Right now, the only way for most entities to leverage face filters is to go through one of the social media organizations that create and disseminate them. Otherwise, they often need to make a dedicated app.
8th Wall is an industry leader in WebAR – AR that can be accessed through a browser rather than through a headset or dedicated application. They’ve done some groundbreaking things in the last few years but Face Effects, their new tools for face filters, are a definite game-changer.
Introducing Face Effects
“At 8th Wall, we’re on a mission to make (extended) reality content available for everyone and were doing that by honing the power of the open web,” 8th Wall’s VP of Product Tom Emrich said in a zoom interview last week, which included an early demo of the tool. “8th Wall has now become the first web development platform to release face effects tools.”
The Face Effects tool, which launched on the first day of the Augmented World Expo, works by overlaying a face mesh with a collider onto a head occluder, according to 8th Wall Interaction Designer Rigel Benton.

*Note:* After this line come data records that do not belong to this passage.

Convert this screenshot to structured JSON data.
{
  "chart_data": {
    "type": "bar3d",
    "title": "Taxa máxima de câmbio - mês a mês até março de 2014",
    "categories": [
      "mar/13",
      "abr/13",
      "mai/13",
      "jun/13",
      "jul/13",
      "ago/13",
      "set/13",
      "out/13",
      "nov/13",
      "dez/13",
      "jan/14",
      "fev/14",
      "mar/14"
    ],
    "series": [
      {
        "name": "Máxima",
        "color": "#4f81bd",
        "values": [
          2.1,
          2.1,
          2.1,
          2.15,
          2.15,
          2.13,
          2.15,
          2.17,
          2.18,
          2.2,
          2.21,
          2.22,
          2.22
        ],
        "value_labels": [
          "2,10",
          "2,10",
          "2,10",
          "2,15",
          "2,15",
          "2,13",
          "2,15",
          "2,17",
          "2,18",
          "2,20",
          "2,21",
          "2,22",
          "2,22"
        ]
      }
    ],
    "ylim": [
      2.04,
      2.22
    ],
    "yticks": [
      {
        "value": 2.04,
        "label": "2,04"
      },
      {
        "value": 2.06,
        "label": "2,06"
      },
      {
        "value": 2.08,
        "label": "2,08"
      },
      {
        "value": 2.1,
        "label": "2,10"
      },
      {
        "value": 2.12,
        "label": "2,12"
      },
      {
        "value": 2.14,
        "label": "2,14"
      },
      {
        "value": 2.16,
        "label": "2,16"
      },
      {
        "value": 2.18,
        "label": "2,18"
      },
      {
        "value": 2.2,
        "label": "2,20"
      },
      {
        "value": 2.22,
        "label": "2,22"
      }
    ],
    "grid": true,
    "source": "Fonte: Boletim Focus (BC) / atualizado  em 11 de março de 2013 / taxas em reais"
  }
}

The face mesh is the scaffold that the digital elements rest on, while the collider means that other digital elements interact with the user’s face rather than passing through it. The head occluder prevents digital elements from being seen through the head.
Digital elements can be anchored to any number of points on the user’s face, including the bridge of the nose, chin, each eyebrow, etc.
The face filters can be used for digital artefacts like glasses, hats, etc. However, the face mesh, or portions of the face mesh, can also be filled or removed to create partial masks. Benton is particularly excited about a feature that plays video over the face mesh.
“What’s interesting about things like videos is that, because it’s just a video, you could use a live feed or a feature film,” said Benton. “It makes it really accessible for people who aren’t 3D-first but maybe really know their way around (video editing tools).”
Using the Tool
8th Wall’s face filter tool can work on a website accessed by a mobile device, or on a laptop or web-cam-connected desktop. In working as a desktop WebAR experience, the tool is a first for 8th Wall.
“This is really exciting for us as we’ve been mobile-based up to this point,” said Benton.
The tool should also be exciting to web developers looking to incorporate WebAR into their businesses and experiences.
Prior to this tool, web developers needed to build their own WebAR experiences from scratch or work with social media companies that allow XR. Building experiences from scratch was difficult and expensive and working with social media companies meant a loss of control, both over the product and the data associated with it.
“The big thing about 8th Wall Face Effects is that the developers are free to create a face effect that is really going to maximize their return on investment,” said Emrich. “With 8th Wall, they’re going to be able to launch face effects that can leverage live APIs. These face effects can be on any website and with our recent in-line capabilities, you can actually embed the content.”
The example that Emrich gave for using Face Effects with live APIs was an “end-to-end virtual try-on.” Users of the site would be able to scroll through glasses, hats, makeup, etc., pick a product, use the WebAR experience to try it on, and then add it to a cart, all from the same page.
Getting Face Effects
The WebAR tool gives users access to the code that they can use as a template to create their experiences and even make real-time changes. However, users can also use their own images, videos, textures, and models.
“We always provide our developers with the code templates to help our users get up and running,” said Emrich.
The tool is currently available to the public at www.8thwall.com.